How I Got Paid $50,000 For an Ass Tattoo

How I Got Paid $50,000 For an Ass Tattoo

On March 25th of 2021, Georgette Tsagaris (@gettelag) posted the following on

What came in the next 48 hours was a storm unlike anything the internet had ever seen. Andy Artz (@artz), Social Capital investor, inquired on @gettelag's post, asking if she wanted the cash in BitClout or USD.

It was around this time that BitClout Pulse reached out to me personally. They asked how much money it would take invested in my account to get a tattoo of their logo on my ass.

BitClout Pulse's Logo

Now, I'd like to tell you I thought long and hard about how much money it would take for me to get a brand on my ass... but that's unfortunately not the case. It took me a total of five seconds before "$50,000" was typed and sent. It was official: my ass had a market cap of $100,000.

Within minutes I got a DM from BitClout Pulse on their Discord:



We negotiated out a contract, and within a few hours I signed it - then, two installments of $25,000 from two investors were invested into my Creator Coin. Suddenly, my Wallet was worth over $50,000 in USD.

The next morning, I went to Rocket Tattoos in Chicago, and handed over the BitClout Pulse logo design. I explained to them my situation, and they were more than happy to help me brand my body. I won't spare you the details, but people say getting a tattoo on your butt hurts so badly... and they are completely right. Especially when it's in front of your girlfriend/new business partner.

Within half an hour, I had a 1"x 7" tattoo on my right ass cheek.

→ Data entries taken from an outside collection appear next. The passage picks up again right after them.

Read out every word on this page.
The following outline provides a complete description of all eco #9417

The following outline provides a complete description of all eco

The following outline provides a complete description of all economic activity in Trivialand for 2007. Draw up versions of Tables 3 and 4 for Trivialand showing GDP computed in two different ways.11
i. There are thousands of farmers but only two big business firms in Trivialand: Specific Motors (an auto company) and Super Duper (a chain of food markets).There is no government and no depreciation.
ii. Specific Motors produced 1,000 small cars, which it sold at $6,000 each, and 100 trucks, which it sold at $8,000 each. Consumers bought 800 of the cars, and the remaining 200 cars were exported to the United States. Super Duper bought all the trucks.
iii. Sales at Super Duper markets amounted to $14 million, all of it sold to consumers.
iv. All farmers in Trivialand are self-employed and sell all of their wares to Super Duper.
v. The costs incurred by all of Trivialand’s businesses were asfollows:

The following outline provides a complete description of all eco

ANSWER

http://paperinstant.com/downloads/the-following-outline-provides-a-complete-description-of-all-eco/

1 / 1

Now I know - this sounds like a silly story about a stupid kid who decided to get a tattoo on a whim for $50,000. But there is so much more to BitClout than $50,000 tramp stamps. I did what I did not because I wanted to take the money and run, but because I wanted to prove the legitimacy of this platform. Because I believe in it. I wanted to show others that I was ready to fully support BitClout, and they need to ask themselves if they're ready too. So I posted this:

Ah yes... my bare ass. How do you think I feel?

Within minutes, I was receiving comments and kudos across the platform, as high-profile Silicon Valley investors admired my ass. This was the calling that the people needed. This was my Braveheart moment. I put my ass on the line (no pun intended), and boy, did it pay off. I saw my ass across all of BitClout, Twitter, and even on Instagram. Soon after, I was verified on BitClout, and I realized for the first time the gravity of my situation: I was the first BitClout influencer.

Now... I have no idea what that means, and most likely you don't either. But it means something, right? With a great ass comes great responsibility, and all that bullshit. But right now, I have an opportunity to turn BitClout into a worldwide phenomenon. I'd be an idiot to turn down that opportunity.

God help the clout-seeking influencers that will follow in my asssteps, all seeking to push the limits of their own bodies and dignity for more BitClout. Will there emerge a subculture of people with bodies like NASCAR vehicles? Masochistic millionaires hurting themselves for .0003765 coin? Naming your child after your top investor? The possibilities are endless!

But - no matter what the future may hold, I will go forth to the financial frontier with billion-dollar buns, a rear with a helluva ROI, a cash-flow-generating caboose, wearing my ass on my sleeve and turning my eyes toward the moon.